If a company made no money , it would go out of business and have no need for a janitor.

[-] 1 points by TechJunkie (3029) from Miami Beach, FL 2 years ago

That seems obvious enough, yes. If a company only employs janitors and they're not a janitorial services company, then they won't have anybody who can directly earn any revenue for the company, and the company will go out of business. Everybody will lose their jobs. Whereas if a company doesn't have a janitor, things will get dirty. People will have to take out the trash themselves. Life will go on. Nobody will lose their jobs.

[-] 0 points by salta (-1104) 2 years ago

of course it's obvious ( and logical) thats why it eludes sirtruth.

[-] 0 points by sirtruthhurtsalot (7) 2 years ago

Janitors are enablers, but they don't directly contribute to the bottom line.

I believe they do.

If you value the guy who earns millions for the company the same as you value the guy who cleans the toilets, then you're paying a janitor a lot more than you need

The point of anarcho-syndicalist based companies is not to squeeze the lemon as tightly as possible. What's important in that scheme is that everyone lives decently, not that the CEO make big bucks.

I guess you still don't understand the purpose of occupy.

If you're a hard core capitalist, why are you even here? Not that there's anything wrong with that, it's always nice to have a different point of view from non OWS people, but isn't it a waste of time for you to be here?

[-] 1 points by TechJunkie (3029) from Miami Beach, FL 2 years ago

I'm not a hard-core capitalist. Don't you realize how far out in left field this concept is? The fact that you can't point to a single example of a company that works like you're talking about should be a hint.

And a janitor does NOT contribute directly to the company's bottom line. Does a customer pay the company when the janitor mops the floor? How does a janitor directly earn revenue for a company? The only way that a janitor can directly contribute is if the company is a janitorial services company.

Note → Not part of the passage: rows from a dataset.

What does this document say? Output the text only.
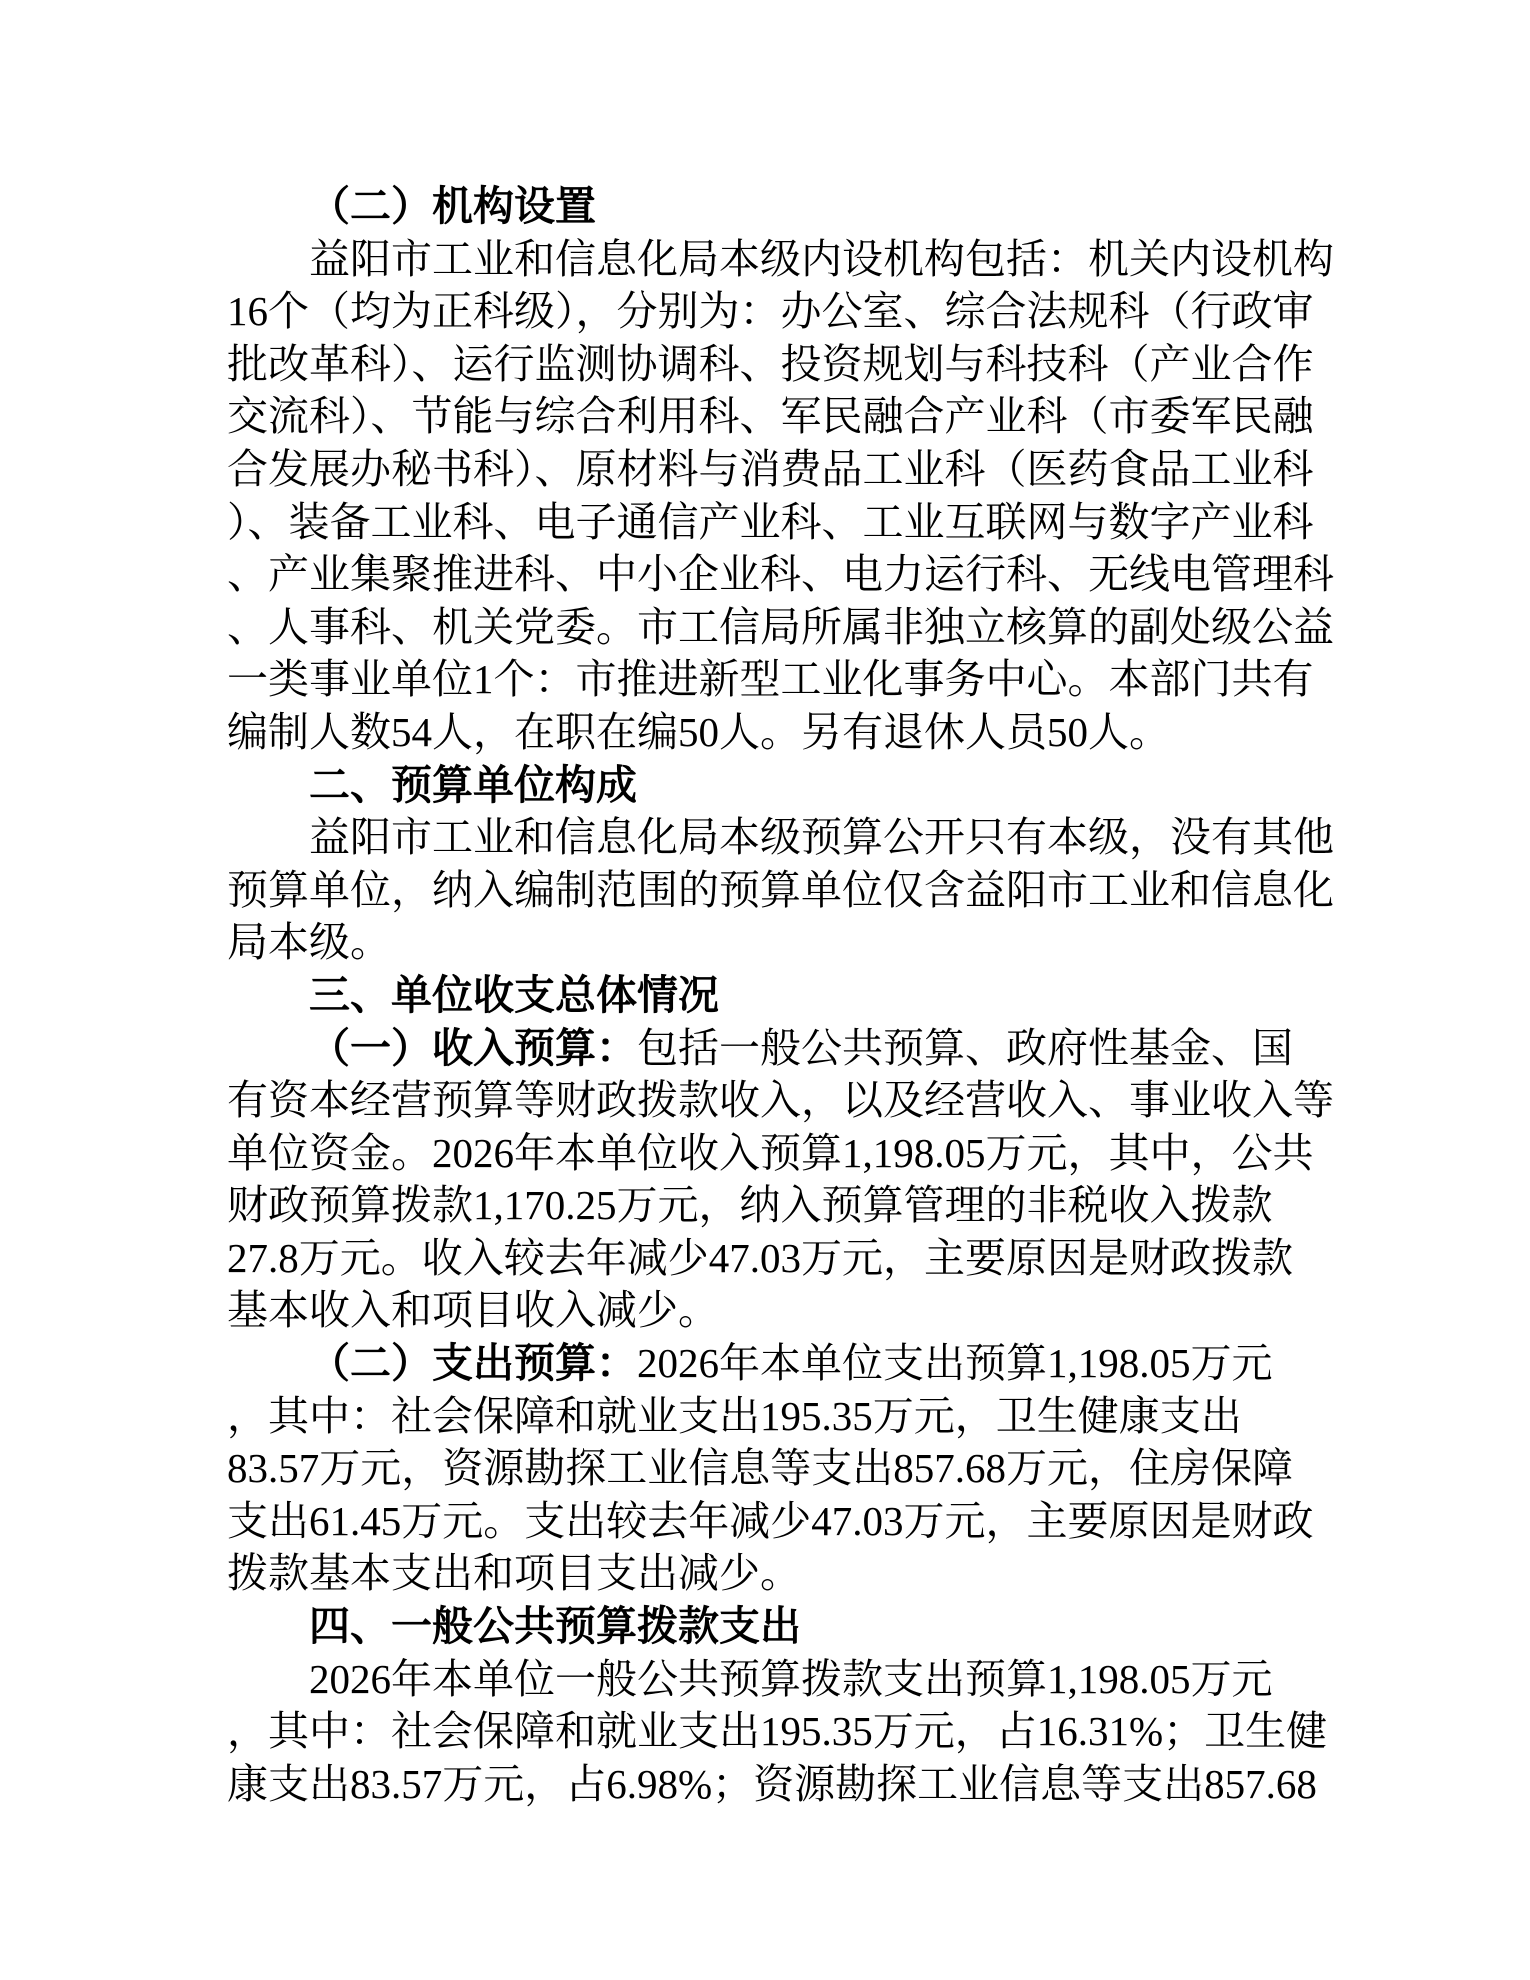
（二）机构设置
益阳市工业和信息化局本级内设机构包括：机关内设机构
16个（均为正科级），分别为：办公室、综合法规科（行政审
批改革科）、运行监测协调科、投资规划与科技科（产业合作
交流科）、节能与综合利用科、军民融合产业科（市委军民融
合发展办秘书科）、原材料与消费品工业科（医药食品工业科
）、装备工业科、电子通信产业科、工业互联网与数字产业科
、产业集聚推进科、中小企业科、电力运行科、无线电管理科
、人事科、机关党委。市工信局所属非独立核算的副处级公益
一类事业单位1个：市推进新型工业化事务中心。本部门共有
编制人数54人，在职在编50人。另有退休人员50人。
二、预算单位构成
益阳市工业和信息化局本级预算公开只有本级，没有其他
预算单位，纳入编制范围的预算单位仅含益阳市工业和信息化
局本级。
三、单位收支总体情况
（一）收入预算：包括一般公共预算、政府性基金、国
有资本经营预算等财政拨款收入，以及经营收入、事业收入等
单位资金。2026年本单位收入预算1,198.05万元，其中，公共
财政预算拨款1,170.25万元，纳入预算管理的非税收入拨款
27.8万元。收入较去年减少47.03万元，主要原因是财政拨款
基本收入和项目收入减少。
（二）支出预算：2026年本单位支出预算1,198.05万元
，其中：社会保障和就业支出195.35万元，卫生健康支出
83.57万元，资源勘探工业信息等支出857.68万元，住房保障
支出61.45万元。支出较去年减少47.03万元，主要原因是财政
拨款基本支出和项目支出减少。
四、一般公共预算拨款支出
2026年本单位一般公共预算拨款支出预算1,198.05万元
，其中：社会保障和就业支出195.35万元，占16.31%；卫生健
康支出83.57万元，占6.98%；资源勘探工业信息等支出857.68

In that case, sure, the janitors are some of the most valued employees. Otherwise, they're indirect enablers who don't directly earn money for the company.

[-] -1 points by sirtruthhurtsalot (7) 2 years ago

I view a business as a team effort and I consider every link in the chain as being important. If your janitors are not important, then fire them to save money.

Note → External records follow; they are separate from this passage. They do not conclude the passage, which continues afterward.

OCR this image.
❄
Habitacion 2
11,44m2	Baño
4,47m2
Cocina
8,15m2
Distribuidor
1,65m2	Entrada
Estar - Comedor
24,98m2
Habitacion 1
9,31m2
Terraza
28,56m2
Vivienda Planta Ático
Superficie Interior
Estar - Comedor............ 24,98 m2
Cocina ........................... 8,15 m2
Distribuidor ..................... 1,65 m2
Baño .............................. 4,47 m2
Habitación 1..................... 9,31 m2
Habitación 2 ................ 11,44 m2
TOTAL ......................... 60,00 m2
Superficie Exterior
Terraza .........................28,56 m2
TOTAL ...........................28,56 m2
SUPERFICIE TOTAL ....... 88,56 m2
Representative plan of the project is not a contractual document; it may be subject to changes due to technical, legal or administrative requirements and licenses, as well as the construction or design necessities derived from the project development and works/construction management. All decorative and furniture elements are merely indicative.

Who said I couldn't name any anarcho-syndicalist companies? What are you, some kind of Internet bully? Why are you so aggressive?

[-] 1 points by MattLHolck (16833) from San Diego, CA 2 years ago

can we skip the who failed speech and just pass the bread

[-] 1 points by TitusMoans (2451) from Boulder City, NV 2 years ago

Make mine rye.

[-] 0 points by April (3196) 2 years ago

lol. Then we're all bogged down by the consensus nonsensus. Ugh. Just shoot me.

[-] 1 points by sirtruthhurtsalot (7) 2 years ago

consensus nonsensus. I really like that!

[-] 0 points by commonsensefolks (-55) 2 years ago

Sounds like mental masturbation more than anything that's gonna happen.

Truth: Elections come in November, OWS disbands in December. Done.